Bugün çok heyecanlıydım. İbrahim Ünal, her mola yerinde ezberinde olan şiirlerinden birini okurken benim de aklımda hep bu güzelliği anlatacağım mısralar vardı. Bir ressamın tuvale düşüreceği renkler, vuracağı fırça darbeleri gibi benim aklımda da kelimeler vardı. Bir gün mutlaka Uludağ'ı bu doğal ve mistik haliyle anlatacağım bir kitap yazacaktım.
ATEŞ CANI YAKMASIN
...Temmuz/1985
Bugün gazetelerde ve radyoda yangın haberleri.. Ormanlar cayır cayır yanıyor.

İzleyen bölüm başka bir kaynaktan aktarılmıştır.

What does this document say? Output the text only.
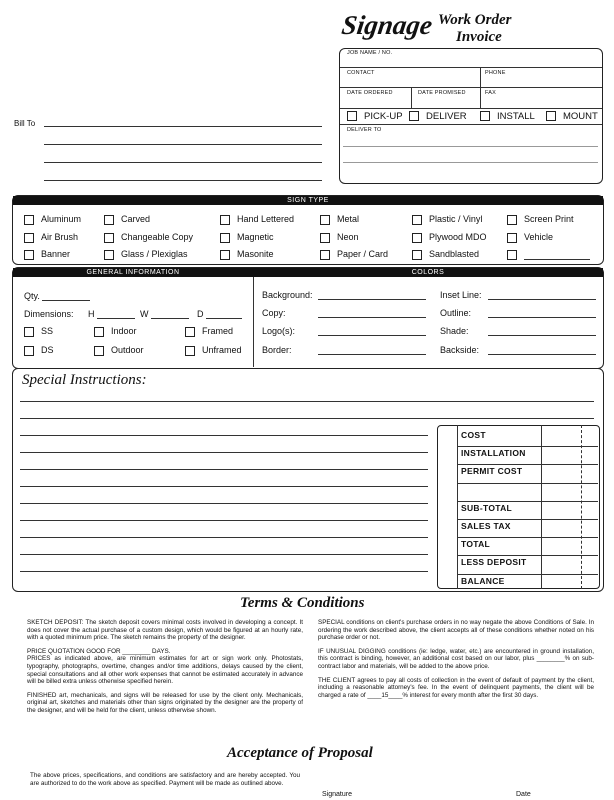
Signage Work Order
Invoice
Bill To
JOB NAME / NO.
CONTACT	PHONE
DATE ORDERED	DATE PROMISED	FAX
PICK-UP	DELIVER	INSTALL	MOUNT
DELIVER TO
SIGN TYPE
Aluminum	Carved	Hand Lettered	Metal	Plastic / Vinyl	Screen Print
Air Brush	Changeable Copy	Magnetic	Neon	Plywood MDO	Vehicle
Banner	Glass / Plexiglas	Masonite	Paper / Card	Sandblasted
GENERAL INFORMATION	COLORS
Qty.
Dimensions: H	W	D
SS	Indoor	Framed
DS	Outdoor	Unframed
Background:
Copy:
Logo(s):
Border:
Inset Line:
Outline:
Shade:
Backside:
Special Instructions:
COST
INSTALLATION
PERMIT COST
SUB-TOTAL
SALES TAX
TOTAL
LESS DEPOSIT
BALANCE
Terms & Conditions

SKETCH DEPOSIT: The sketch deposit covers minimal costs involved in developing a concept. It does not cover the actual purchase of a custom design, which would be figured at an hourly rate, with a quoted minimum price. The sketch remains the property of the designer.

PRICE QUOTATION GOOD FOR ________ DAYS.

PRICES as indicated above, are minimum estimates for art or sign work only. Photostats, typography, photographs, overtime, changes and/or time additions, delays caused by the client, special consultations and all other work expenses that cannot be estimated accurately in advance will be billed extra unless otherwise specified herein.

FINISHED art, mechanicals, and signs will be released for use by the client only. Mechanicals, original art, sketches and materials other than signs originated by the designer are the property of the designer, and will be held for the client, unless otherwise shown.

SPECIAL conditions on client's purchase orders in no way negate the above Conditions of Sale. In ordering the work described above, the client accepts all of these conditions whether noted on his purchase order or not.

IF UNUSUAL DIGGING conditions (ie: ledge, water, etc.) are encountered in ground installation, this contract is binding, however, an additional cost based on our labor, plus ________% on sub-contract labor and materials, will be added to the above price.

THE CLIENT agrees to pay all costs of collection in the event of default of payment by the client, including a reasonable attorney's fee. In the event of delinquent payments, the client will be charged a rate of ____15____% interest for every month after the first 30 days.

Acceptance of Proposal
The above prices, specifications, and conditions are satisfactory and are hereby accepted. You are authorized to do the work above as specified. Payment will be made as outlined above.
Signature	Date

Böyle anlarımda çok kötü oluyorum. Kim kötü olmaz ki? Yanan yalnızca ağaç değil ki, bitkiler, kurt, kuş, börtü böcek yanıyor. Sular kuruyor, toprak çoraklaşıyor.

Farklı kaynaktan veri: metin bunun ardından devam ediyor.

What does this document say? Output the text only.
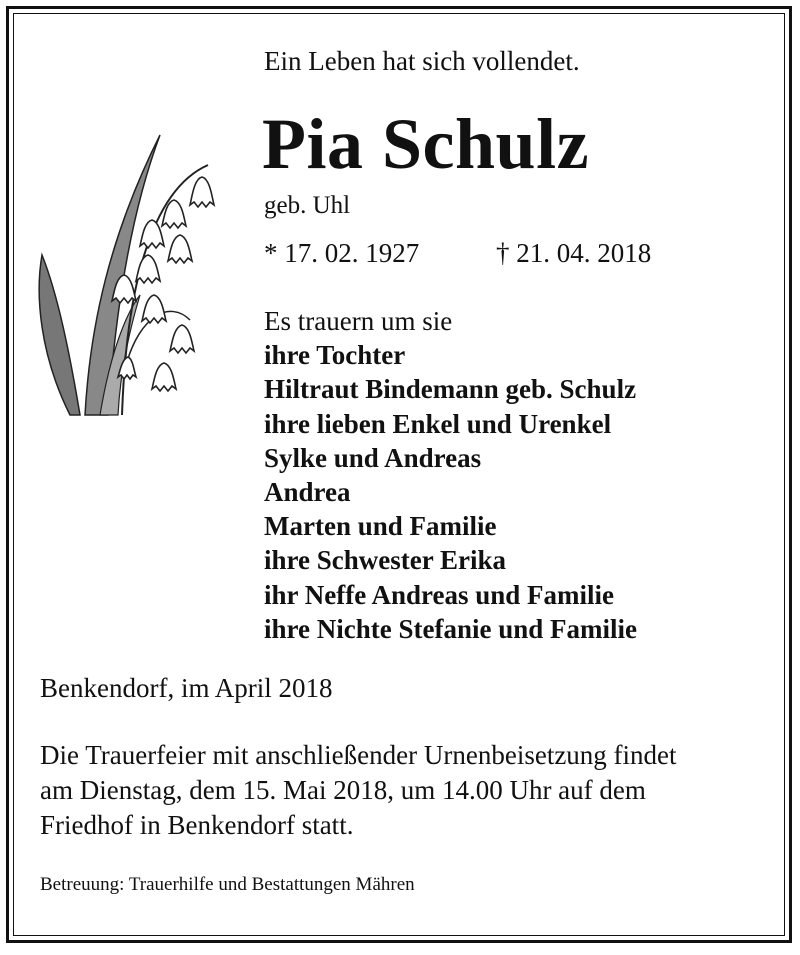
Ein Leben hat sich vollendet.
Pia Schulz
geb. Uhl
* 17. 02. 1927	† 21. 04. 2018
Es trauern um sie
ihre Tochter
Hiltraut Bindemann geb. Schulz
ihre lieben Enkel und Urenkel
Sylke und Andreas
Andrea
Marten und Familie
ihre Schwester Erika
ihr Neffe Andreas und Familie
ihre Nichte Stefanie und Familie
Benkendorf, im April 2018
Die Trauerfeier mit anschließender Urnenbeisetzung findet
am Dienstag, dem 15. Mai 2018, um 14.00 Uhr auf dem
Friedhof in Benkendorf statt.
Betreuung: Trauerhilfe und Bestattungen Mähren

Dağı cansız görenlerin aklına şaşarım. Mevlâna Celâleddin Mesnevi'sinde bakın bu canlılığa ne güzel örnek veriyor:
“Dağın ve taşın gözü, görüşü olmasaydı nasıl olurdu da dağ Davud'a dost olurdu?”
Ben yangının kimin dağında olursa olsun sevinilecek bir şey olmadığını düşünürüm. Onun için de yangın haberlerine hiç dayanamam.
Dağlarda yangını hep insanlar çıkarmazdı. Bazen iki dalın birbirine sürtünmesinden yangın çıktığı gibi; bir cam parçasının da yangın çıkardığı çok görülmüştür.
Biz dağcılar için dağda ateşi yakmak kadar söndürmek de çok özen gösterilen bir şeydi. Ateşi söndürdüm dediğinde bile sönmediğini düşüneceksin. Ateş yaktığın yerdeki toprağın altında bulunacak kökler yanabilir, sen ateşi söndürdüm dediğinde bile ateş devam eder. Bu nedenle biz, ateşi yakacağımız yer kadar su ile söndürmeye ayrı bir özen gösteririz.
MİSTİK DAĞCI
...Ekim/1985
Son günlerde bol bol dağ ve dağcılık üzerine okuyorum. Bir yandan şiirini yazmayı düşünürken, bir yandan da onu nasıl daha iyi anlatırım diye düşünüyorum. Tabii Uludağ ile ilgili iki isim dilimden hiç düşmüyor: Birincisi “Bursa Şehrengizi” isimli mesnevisini padişaha sunan Şair Lâmii Çelebi, ikincisi Keşiş Dağı ismini teklif edip Uludağ olarak değiştirten Bursalı Osman Şevki Uludağ.. Nasıl bir zamanlar Bursa'yı tanımak için Kazım Baykal okumak lâzımsa, yine Uludağ'ı tanımak için de Osman Şevki Uludağ lâzımdı.
Dağın mistik yanı ile ilgilenince daha farklı şeyler okumak gerekiyordu. Ben de son zamanlarda böyle yapıyorum.
Dağın da bir dağı vardı. İşte bizi sürüp götüren bu ikinci dağdı. Onun mistikliği de bu ikinci yanından geliyordu. Her dağa çıkan dağı bilir, ormanı, kayayı, suyu, şelaleyi, tilkiyi, çakalı, elmayı, böğürtleni bilir ama içinde yaşamadan geçmişini bilemezler. Hikâyeyi bilmezler, menkıbeyi bilmezler. Onların aşklardan ve savaşlardan haberleri yoktur. İnkârdan haberleri olmadığı gibi, imandan da habersizdirler.
Hikâyeleri ve menkıbeleriyle dağlar bana öyle ısındı ve tatlılaştı ki; şehir soğuk mu soğuk gelmeye başladı. Akşamdan eksik kalmasın, diye özenle hazırladığım dağ çantamı sırtıma takarken bugün kafam karşılaşacağım şeylerle dopdoluydu.